The last in the trilogy, “Laylat al Milya,” reveals how Samman’s characters seem only to have “fled from the nightmares of their homeland to discover the nightmares of exile.” Moving the action from the confines of Beirut to Europe, Samman exposes the ways in which so many Lebanese emigrants manage to recreate, in exile, the same exploitative socio-political conditions that perpetuate the war in Lebanon.
In “Beirut ’75” the internal madness experienced by Farah triggers the “nightmare” sections of the book. In “Beirut Nightmares,” the external madness of the war around her traps the protagonist in a nightmare world of both dreams and political reality. In “Laylat al Milyar,” drug-induced hallucinations call forth a surrealistic world, which in turn reveals the nightmarishness of the characters’ actual conditions. We see this through the eyes of Khalil, who is coerced into becoming a drug user. In a semi-hallucinatory state, Khalil is taken to a “circus,” where he witnesses several surrealistic “shows.” In one, people live in a cage whose ceiling is imperceptibly but surely descending upon its slumbering occupants. When Khalil tries to warn one of them of the impending disaster, he is told to mind his own business. In another “show,” poor revolutionaries storm a gilded cage only to replace its rich occupants and take up their positions once they sit in their seats. In this circus world, the police function to silence or expel anyone who speaks out against the show. The women participants are content in traditional female roles and refuse any alternative to their daily household chores. The “common man” refuses to take responsibility for his lot, sure that only “what is written” will happen to him. Others hurtle down to their deaths, jumping off to a solid pool that proves to be only a mirage, while onlookers watch them, unwilling to warn them of their errors in perception, because they are “of a different religion” from theirs.
It is easy to see how the different episodes in the circus represent the sad state of Arab, and especially Lebanese, life as Samman sees it. It is a state of enforced silence and willing surrender, a state far fallen from the long-gone glories of Arab civilization as epitomized (and idealized) in the Arab Andalusian past, a time and place in history to which one of the stunted circus performers allows Khalil to time-travel to in secret.
Notwithstanding their nightmarish atmospheres, Samman’s works inevitably end on a hopeful note. “Beirut Nightmares” ends with the promise of a new life as symbolized by the blazing rainbow that the protagonist sees across Beirut’s sky after she succeeds in getting herself and her manuscript rescued from her apartment. “Laylat al Milyar” ends in a similar note of hopeful triumph symbolized by the colorful kite that flutters in the Beirut skyline in spite of the bullets aimed at it, which Khalil spies upon his return to the city with his two sons.

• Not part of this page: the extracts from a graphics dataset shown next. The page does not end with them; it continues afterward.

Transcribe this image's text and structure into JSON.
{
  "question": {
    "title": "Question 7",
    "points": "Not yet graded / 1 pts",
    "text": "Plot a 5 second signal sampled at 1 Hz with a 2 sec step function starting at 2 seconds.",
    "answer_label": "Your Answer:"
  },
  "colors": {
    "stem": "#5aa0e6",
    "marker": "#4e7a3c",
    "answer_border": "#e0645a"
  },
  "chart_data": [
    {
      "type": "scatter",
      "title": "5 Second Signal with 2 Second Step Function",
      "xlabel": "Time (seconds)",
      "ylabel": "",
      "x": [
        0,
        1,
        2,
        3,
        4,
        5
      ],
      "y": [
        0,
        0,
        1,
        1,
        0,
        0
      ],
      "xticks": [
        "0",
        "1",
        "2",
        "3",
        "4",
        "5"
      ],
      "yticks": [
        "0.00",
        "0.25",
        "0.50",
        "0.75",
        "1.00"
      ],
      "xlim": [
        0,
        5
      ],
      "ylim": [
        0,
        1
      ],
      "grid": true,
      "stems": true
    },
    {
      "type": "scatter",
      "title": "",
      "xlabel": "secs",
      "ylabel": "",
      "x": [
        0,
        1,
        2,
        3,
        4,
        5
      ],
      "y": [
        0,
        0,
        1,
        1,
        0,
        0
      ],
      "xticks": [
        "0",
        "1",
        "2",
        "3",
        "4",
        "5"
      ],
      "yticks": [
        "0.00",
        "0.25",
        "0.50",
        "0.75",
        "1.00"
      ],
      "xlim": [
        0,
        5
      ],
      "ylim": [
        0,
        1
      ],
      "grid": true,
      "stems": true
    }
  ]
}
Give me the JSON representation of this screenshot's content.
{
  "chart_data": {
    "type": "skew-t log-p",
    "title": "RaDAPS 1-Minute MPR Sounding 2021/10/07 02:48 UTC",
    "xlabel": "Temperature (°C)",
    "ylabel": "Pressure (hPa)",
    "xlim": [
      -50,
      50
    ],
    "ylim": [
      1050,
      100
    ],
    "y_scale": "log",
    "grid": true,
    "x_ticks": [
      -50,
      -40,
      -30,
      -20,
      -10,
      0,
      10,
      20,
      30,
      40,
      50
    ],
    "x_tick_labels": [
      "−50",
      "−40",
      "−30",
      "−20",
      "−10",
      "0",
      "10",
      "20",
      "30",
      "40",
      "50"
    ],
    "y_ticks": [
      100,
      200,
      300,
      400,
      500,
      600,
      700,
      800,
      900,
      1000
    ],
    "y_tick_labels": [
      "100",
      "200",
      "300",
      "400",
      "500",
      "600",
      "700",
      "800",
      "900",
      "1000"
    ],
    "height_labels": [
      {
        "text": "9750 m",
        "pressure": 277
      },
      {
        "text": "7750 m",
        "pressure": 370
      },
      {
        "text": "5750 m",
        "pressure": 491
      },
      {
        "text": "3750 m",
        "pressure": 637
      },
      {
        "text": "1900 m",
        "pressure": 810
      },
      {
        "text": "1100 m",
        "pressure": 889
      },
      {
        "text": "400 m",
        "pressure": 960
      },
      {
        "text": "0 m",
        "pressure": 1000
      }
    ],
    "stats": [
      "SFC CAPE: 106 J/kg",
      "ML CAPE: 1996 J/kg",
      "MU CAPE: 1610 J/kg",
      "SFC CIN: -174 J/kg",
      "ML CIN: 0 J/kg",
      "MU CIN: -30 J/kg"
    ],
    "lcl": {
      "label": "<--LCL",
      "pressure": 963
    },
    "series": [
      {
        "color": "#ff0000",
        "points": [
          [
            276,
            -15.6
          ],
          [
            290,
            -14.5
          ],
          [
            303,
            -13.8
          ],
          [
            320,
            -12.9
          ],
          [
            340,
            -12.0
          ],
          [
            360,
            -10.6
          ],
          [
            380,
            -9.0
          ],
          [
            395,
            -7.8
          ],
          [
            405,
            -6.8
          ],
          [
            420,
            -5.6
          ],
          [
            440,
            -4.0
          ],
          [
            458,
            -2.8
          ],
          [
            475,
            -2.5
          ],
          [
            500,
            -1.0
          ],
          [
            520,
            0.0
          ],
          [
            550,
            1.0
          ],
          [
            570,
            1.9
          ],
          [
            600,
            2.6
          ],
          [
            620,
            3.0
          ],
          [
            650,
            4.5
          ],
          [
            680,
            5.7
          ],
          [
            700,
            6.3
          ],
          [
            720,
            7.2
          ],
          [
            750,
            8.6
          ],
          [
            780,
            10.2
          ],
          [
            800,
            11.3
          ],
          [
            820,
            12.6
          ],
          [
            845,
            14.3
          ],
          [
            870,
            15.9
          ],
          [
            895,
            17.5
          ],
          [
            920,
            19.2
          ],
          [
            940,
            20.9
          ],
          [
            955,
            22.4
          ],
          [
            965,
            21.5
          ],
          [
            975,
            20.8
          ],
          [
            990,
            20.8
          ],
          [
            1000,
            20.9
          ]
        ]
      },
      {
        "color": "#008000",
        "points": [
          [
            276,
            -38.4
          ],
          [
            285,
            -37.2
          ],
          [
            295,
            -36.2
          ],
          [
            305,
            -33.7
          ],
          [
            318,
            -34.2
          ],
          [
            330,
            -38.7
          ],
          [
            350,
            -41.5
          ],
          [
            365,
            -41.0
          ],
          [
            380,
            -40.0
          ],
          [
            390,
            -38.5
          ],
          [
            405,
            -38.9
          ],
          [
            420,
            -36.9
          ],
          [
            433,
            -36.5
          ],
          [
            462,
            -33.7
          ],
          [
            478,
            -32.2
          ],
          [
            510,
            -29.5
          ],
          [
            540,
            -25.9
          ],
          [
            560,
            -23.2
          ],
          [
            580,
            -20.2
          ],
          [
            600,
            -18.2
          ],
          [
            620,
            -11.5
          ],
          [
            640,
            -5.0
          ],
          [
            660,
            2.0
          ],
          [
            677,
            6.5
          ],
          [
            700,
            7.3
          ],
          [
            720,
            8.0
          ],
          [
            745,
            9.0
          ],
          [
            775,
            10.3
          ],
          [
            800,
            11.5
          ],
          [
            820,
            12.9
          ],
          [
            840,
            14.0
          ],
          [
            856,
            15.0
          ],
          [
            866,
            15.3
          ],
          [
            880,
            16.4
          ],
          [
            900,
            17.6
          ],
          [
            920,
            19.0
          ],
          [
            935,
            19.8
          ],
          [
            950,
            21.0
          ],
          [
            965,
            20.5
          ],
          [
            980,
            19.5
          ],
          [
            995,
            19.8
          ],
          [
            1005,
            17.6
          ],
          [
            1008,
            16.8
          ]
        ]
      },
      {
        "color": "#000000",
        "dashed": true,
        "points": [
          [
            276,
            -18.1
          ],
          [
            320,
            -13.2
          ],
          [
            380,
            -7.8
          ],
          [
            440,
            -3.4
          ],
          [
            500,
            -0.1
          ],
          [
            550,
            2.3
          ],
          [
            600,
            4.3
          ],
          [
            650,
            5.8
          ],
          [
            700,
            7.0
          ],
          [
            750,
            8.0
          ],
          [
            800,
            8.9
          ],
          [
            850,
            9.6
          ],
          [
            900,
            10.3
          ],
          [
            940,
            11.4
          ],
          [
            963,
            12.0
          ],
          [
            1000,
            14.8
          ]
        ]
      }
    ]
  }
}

Commenting upon her use of the nightmare motif in her writing, Samman told Al Itihad newspaper: “Dreams, madness, invocations, and hallucinations are literary tools that help me to probe the depths of humanity.” The point is to wake up. Samman continues: “What’s most important in a nightmare is for the individual to persist, from within his sleep, to wake up and get up from the nightmare. The will to wake up is what we [Arabs] are lacking.” Indefatigably, Samman’s perceptive and creative works seem to function as literary wake-up calls for those willing to listen.
This essay appeared in Al Jadid Magazine, Vol. 8, No. 39, Spring 2002.